Optimism is partly inherited, with about 50% heritability, but it can also be learned. The process involves recognizing catastrophic thoughts and realistically disputing them, a skill derived from cognitive therapy.
His top three tips are: help someone in need, cultivate optimism, and share activities you enjoy with others to enhance the experience.
8 Actionable Insights
1. Help Others, Boost Well-being
If you are feeling depressed, find someone who needs help and assist them, because our hedonic system is built to activate when we help others.
2. Learn to Cultivate Optimism
Recognize your most catastrophic thoughts and realistically dispute them with evidence, as this practice leads to more success, less depression, and a longer life.
3. Discover and Use Your Strengths
Take the free VIA Character Strengths test at AuthenticHappiness.org to identify your top five strengths, then intentionally apply them to daily tasks, especially those you dislike, to increase happiness and improve work.
4. Share Enjoyable Activities
Do things you like with other people, as sharing experiences enhances well-being and is considered a basic principle of happiness.
5. Nurture Child’s Core Strengths
For parents and teachers, identify a child’s natural talents and help them develop and lead their life around these strengths, rather than focusing solely on correcting weaknesses.
6. Resolve to Change Negative Traits
If you recognize a personal trait that is hindering you, make a conscious decision and effort to change it, as Marty did with his ‘grouch’ tendency.
7. Go on a Strengths Date
With a friend or romantic partner, identify both your highest character strengths and plan an activity that allows both of you to maximize those strengths together for a more enjoyable experience.
8. Develop PRISM Work Skills
Cultivate skills in Prospection (future-mindedness), Resilience & Optimism, Innovation & Creativity, Social Skills (rapid rapport), and Mattering & Meaning at work to thrive in an uncertain world and increase general happiness.
7 Key Quotes
Psychology had been all about misery and suffering. And what it was missing was the possibility that people could have a good life.
Marty Seligman
If I can stop whining, you can stop being such a grouch.
Nikki Seligman
The job of a teacher and a parent is not remedial. It's to find out what the child is really good at and to bring that out and to help her lead her life around it.
Marty Seligman
Psychology was half-baked. It was all baked about misery and suffering.
Marty Seligman
It's important to correct your weaknesses, but even more important is to recognize the strengths you do have and then to use them more.
Marty Seligman
Misery loves company, company does not like misery.
Marty Seligman
We inherited from our ancestors a bad weather brain.
Marty Seligman
2 Protocols
Using Character Strengths to Overcome Unliked Tasks
Marty Seligman- Identify a task at work that you dislike doing.

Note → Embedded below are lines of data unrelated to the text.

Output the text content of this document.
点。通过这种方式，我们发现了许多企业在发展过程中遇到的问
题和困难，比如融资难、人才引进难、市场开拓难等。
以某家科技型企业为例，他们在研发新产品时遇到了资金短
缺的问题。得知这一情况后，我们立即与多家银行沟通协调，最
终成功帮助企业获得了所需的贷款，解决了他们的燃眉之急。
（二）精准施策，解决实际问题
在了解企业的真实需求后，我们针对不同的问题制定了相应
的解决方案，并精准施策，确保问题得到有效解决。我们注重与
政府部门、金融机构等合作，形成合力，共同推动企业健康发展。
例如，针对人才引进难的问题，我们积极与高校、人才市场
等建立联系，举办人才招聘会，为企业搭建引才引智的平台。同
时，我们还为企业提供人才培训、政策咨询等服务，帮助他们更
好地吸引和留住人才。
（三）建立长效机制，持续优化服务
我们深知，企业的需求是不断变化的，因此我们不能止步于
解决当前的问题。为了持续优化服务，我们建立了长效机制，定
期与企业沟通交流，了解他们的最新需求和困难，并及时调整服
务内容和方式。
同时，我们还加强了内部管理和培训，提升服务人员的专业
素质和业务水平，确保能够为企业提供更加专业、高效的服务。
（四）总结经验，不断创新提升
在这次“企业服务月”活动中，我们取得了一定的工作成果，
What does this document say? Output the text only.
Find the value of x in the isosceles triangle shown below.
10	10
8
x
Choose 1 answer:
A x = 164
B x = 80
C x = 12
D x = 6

- Take the free VIA Character Strengths test at AuthenticHappiness.org to discover your top five highest strengths.
- Find a way to perform the disliked task by intentionally using one of your highest strengths.
Learning Optimism (Cognitive Therapy Approach)
Marty Seligman- Recognize your most catastrophic thoughts when they occur.
- Treat these thoughts as if they were spoken by a third person whose mission is to make you miserable.
- Realistically dispute these catastrophic thoughts with evidence.